De Grasse, whose mom Beverley and former coach Tony Sharpe were making the trip to London, is expected to remain in town until Monday or Tuesday and then likely head home to Toronto for treatment. The Puma CEO is taking him to watch Arsenal play Chelsea in Sunday’s Community Shield at Wembley Stadium.

“He’s looking forward to that, getting away from the track world for at least a couple of hours,” McMillan said.

The Canadian team, which has been on a roll since winning a record eight medals at the 2015 world championships, has to hope for strong performances from Damian Warner, the reigning silver medallist in the decathlon; world and Olympic high jump champion Derek Drouin, who’s been dealing with injuries; race walker Evan Dunfee; middle-distance runner Melissa Bishop; and Shawn Barber, the reigning world champion in the pole vault.

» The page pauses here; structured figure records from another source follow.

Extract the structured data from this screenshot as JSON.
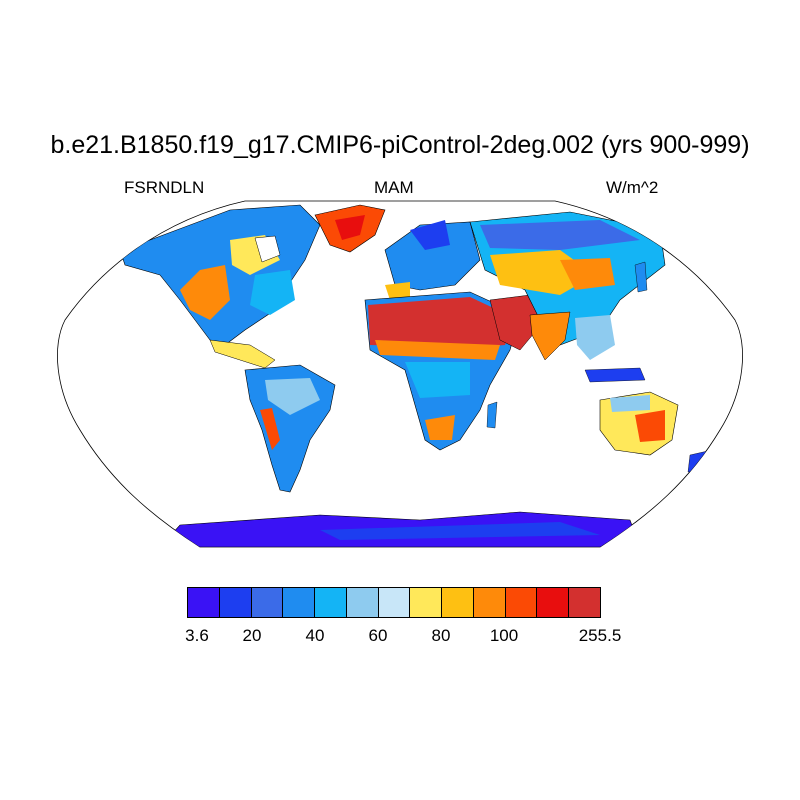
{
  "title": "b.e21.B1850.f19_g17.CMIP6-piControl-2deg.002 (yrs 900-999)",
  "left_string": "FSRNDLN",
  "center_string": "MAM",
  "right_string": "W/m^2",
  "colorbar": {
    "colors": [
      "#3a12f5",
      "#1d3ef0",
      "#3b6be8",
      "#1f8cf0",
      "#14b4f5",
      "#8ecbef",
      "#c8e6f8",
      "#ffe85a",
      "#fec012",
      "#fe8a0a",
      "#fb4a05",
      "#e80e0e",
      "#d3302f"
    ],
    "labels": [
      "3.6",
      "20",
      "40",
      "60",
      "80",
      "100",
      "255.5"
    ]
  },
  "map": {
    "projection": "Robinson",
    "ocean_color": "#ffffff",
    "regions": [
      {
        "name": "North Africa / Sahara",
        "level": 12
      },
      {
        "name": "Arabian Peninsula",
        "level": 12
      },
      {
        "name": "Greenland",
        "level": 10
      },
      {
        "name": "Antarctica",
        "level": 0
      },
      {
        "name": "Tropical Africa",
        "level": 4
      },
      {
        "name": "South America",
        "level": 4
      },
      {
        "name": "Australia interior",
        "level": 8
      }
    ]
  }
}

De Grasse’s injury will keep him out of the Diamond League Finals — the 100 on Aug. 24 in Zurich and the 200 on Sept. 1 in Brussels. Each final came with a US$50,000 first-place prize.

Looking long-term, McMillan believes the injury will be just a small blip on De Grasse’s career.

“Andre’s career has just started. Really, it’s the end of his second year of professional running… He could be running for another decade,” the coach said.

“Probably on the downside of this, next year is, in track and field, an off year. It’s not for Canada because we’ve got the Commonwealth Games, so where Commonwealth was probably going to be something fun for him, maybe now it’s a little bit more serious.

“I expect Andre comes out stronger from this, and we’re definitely going to learn, us as a team and me as a coach. I’m going to learn a lot from what’s gone on here in the last few days.”